Techdirt reader Santiago Crespo
recently wrote in making a really valid point about all the various authorized online video sites that seem to employ geographic restriction, much to their own detriment:
I live in Argentina, in South America and am an avid Heroes and House follower, but there's a problem watching those shows in our side of the world. Big network subsidiaries offer cable access to American TV shows, but for some unknown reason they can take up to six months to subtitle them in Spanish, and therefore we're stuck watching last season episodes all the time. I don't need subtitles to watch the series, since my grasp of the English language is decent enough to understand what the show is about.
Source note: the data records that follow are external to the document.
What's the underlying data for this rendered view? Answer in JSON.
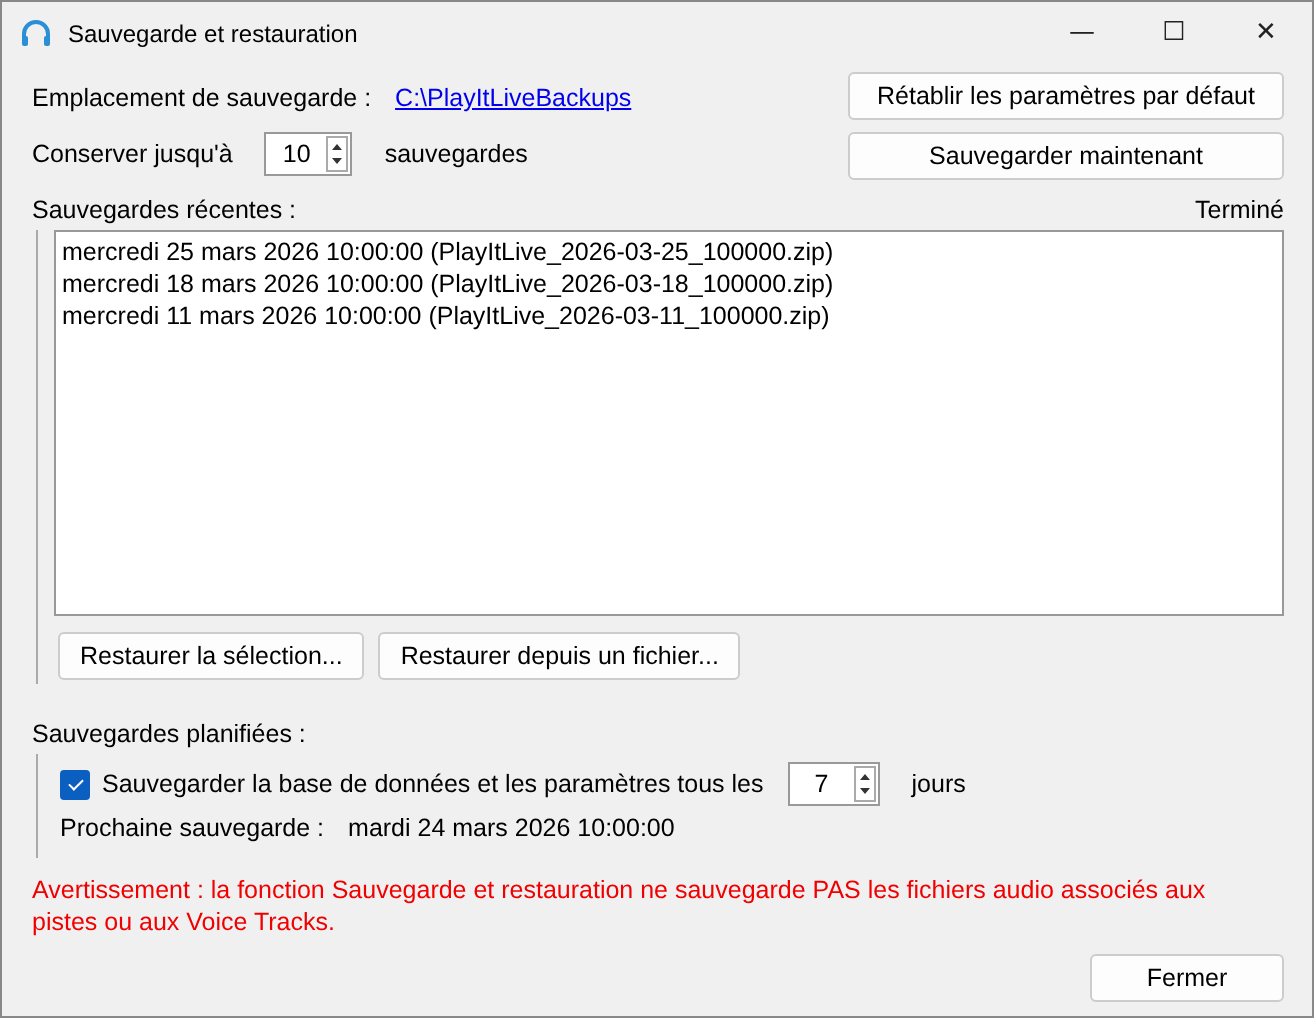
{
  "window": {
    "title": "Sauvegarde et restauration",
    "controls": [
      "—",
      "☐",
      "✕"
    ]
  },
  "location": {
    "label": "Emplacement de sauvegarde :",
    "path": "C:\\PlayItLiveBackups"
  },
  "keep": {
    "label": "Conserver jusqu'à",
    "value": "10",
    "unit": "sauvegardes"
  },
  "buttons_top": [
    "Rétablir les paramètres par défaut",
    "Sauvegarder maintenant"
  ],
  "recent": {
    "label": "Sauvegardes récentes :",
    "status": "Terminé",
    "items": [
      {
        "text": "mercredi 25 mars 2026 10:00:00 (PlayItLive_2026-03-25_100000.zip)",
        "selected": false
      },
      {
        "text": "mercredi 18 mars 2026 10:00:00 (PlayItLive_2026-03-18_100000.zip)",
        "selected": false
      },
      {
        "text": "mercredi 11 mars 2026 10:00:00 (PlayItLive_2026-03-11_100000.zip)",
        "selected": false
      }
    ]
  },
  "restore_buttons": [
    "Restaurer la sélection...",
    "Restaurer depuis un fichier..."
  ],
  "scheduled": {
    "label": "Sauvegardes planifiées :",
    "checkbox_label": "Sauvegarder la base de données et les paramètres tous les",
    "checked": true,
    "days": "7",
    "unit": "jours",
    "next_label": "Prochaine sauvegarde :",
    "next_value": "mardi 24 mars 2026 10:00:00"
  },
  "warning": "Avertissement : la fonction Sauvegarde et restauration ne sauvegarde PAS les fichiers audio associés aux pistes ou aux Voice Tracks.",
  "close_button": "Fermer"
}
But every time you want to use any legal video site such as Hulu, the NBC website, Sling.com or even some bits of YouTube (Geo-restricted music videos), it will show an error message saying you're "geographically challenged." So instead of geolocalizing ads (as Google does, since I get ads for Deremate.com, a Latin American eBay clone here on Techdirt) they leave me no choice but to head over to the pirate bay to get my fix ad-free.
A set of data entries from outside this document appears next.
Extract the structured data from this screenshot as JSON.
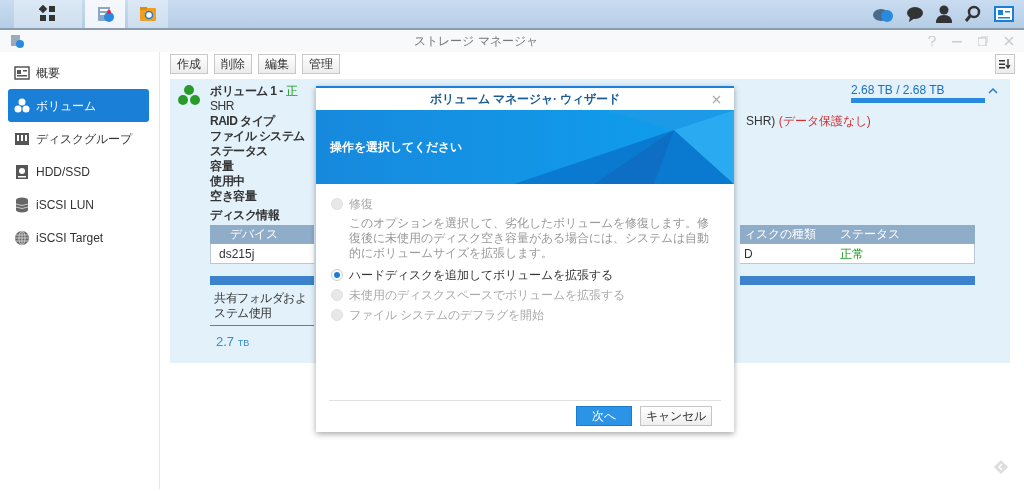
{
  "taskbar": {
    "apps": [
      {
        "selected": false
      },
      {
        "selected": true
      },
      {
        "selected": false
      }
    ]
  },
  "window": {
    "title": "ストレージ マネージャ"
  },
  "sidebar": {
    "items": [
      {
        "label": "概要",
        "selected": false
      },
      {
        "label": "ボリューム",
        "selected": true
      },
      {
        "label": "ディスクグループ",
        "selected": false
      },
      {
        "label": "HDD/SSD",
        "selected": false
      },
      {
        "label": "iSCSI LUN",
        "selected": false
      },
      {
        "label": "iSCSI Target",
        "selected": false
      }
    ]
  },
  "toolbar": {
    "buttons": [
      "作成",
      "削除",
      "編集",
      "管理"
    ]
  },
  "volume": {
    "title": "ボリューム 1 - ",
    "status": "正",
    "type": "SHR",
    "capacity": "2.68 TB / 2.68 TB",
    "level": 1,
    "labels": [
      "RAID タイプ",
      "ファイル システム",
      "ステータス",
      "容量",
      "使用中",
      "空き容量"
    ],
    "raid_value": "SHR)",
    "raid_note": "(データ保護なし)",
    "disk_info_title": "ディスク情報",
    "disk_table": {
      "columns": [
        "デバイス",
        "ィスクの種類",
        "ステータス"
      ],
      "rows": [
        [
          "ds215j",
          "D",
          "正常"
        ]
      ]
    },
    "usage_label": [
      "共有フォルダおよ",
      "ステム使用"
    ],
    "usage_value": "2.7",
    "usage_unit": "TB"
  },
  "dialog": {
    "title": "ボリューム マネージャ· ウィザード",
    "heading": "操作を選択してください",
    "options": [
      {
        "label": "修復",
        "selected": false,
        "disabled": true,
        "description": "このオプションを選択して、劣化したボリュームを修復します。修復後に未使用のディスク空き容量がある場合には、システムは自動的にボリュームサイズを拡張します。"
      },
      {
        "label": "ハードディスクを追加してボリュームを拡張する",
        "selected": true,
        "disabled": false
      },
      {
        "label": "未使用のディスクスペースでボリュームを拡張する",
        "selected": false,
        "disabled": true
      },
      {
        "label": "ファイル システムのデフラグを開始",
        "selected": false,
        "disabled": true
      }
    ],
    "buttons": [
      {
        "label": "次へ",
        "kind": "primary"
      },
      {
        "label": "キャンセル",
        "kind": "secondary"
      }
    ]
  }
}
And even if your comprehension of English isn't good enough to watch the shows downloaded from Bittorrent, every single TV episode gets fansubbed within 24 hours of airing. I think the big networks are wasting a revenue opportunity by limiting who can watch their shows (6 months from now if you have cable) instead of letting you watch them on-line (unlimited audience potential) with some geo-located ads.
It's a really good point. Some of it may be due to rather old school and silly geographic "rights" issues, where certain contracts allow companies to only have the right to broadcast content in certain geographies so that the content owner can try to resell the same content in other areas as well. Yet, by now it should be clear that geographic specific content makes less and less sense, and really is detrimental to the content owners. Rather than making it easier to score big deals, all they're doing is encouraging piracy.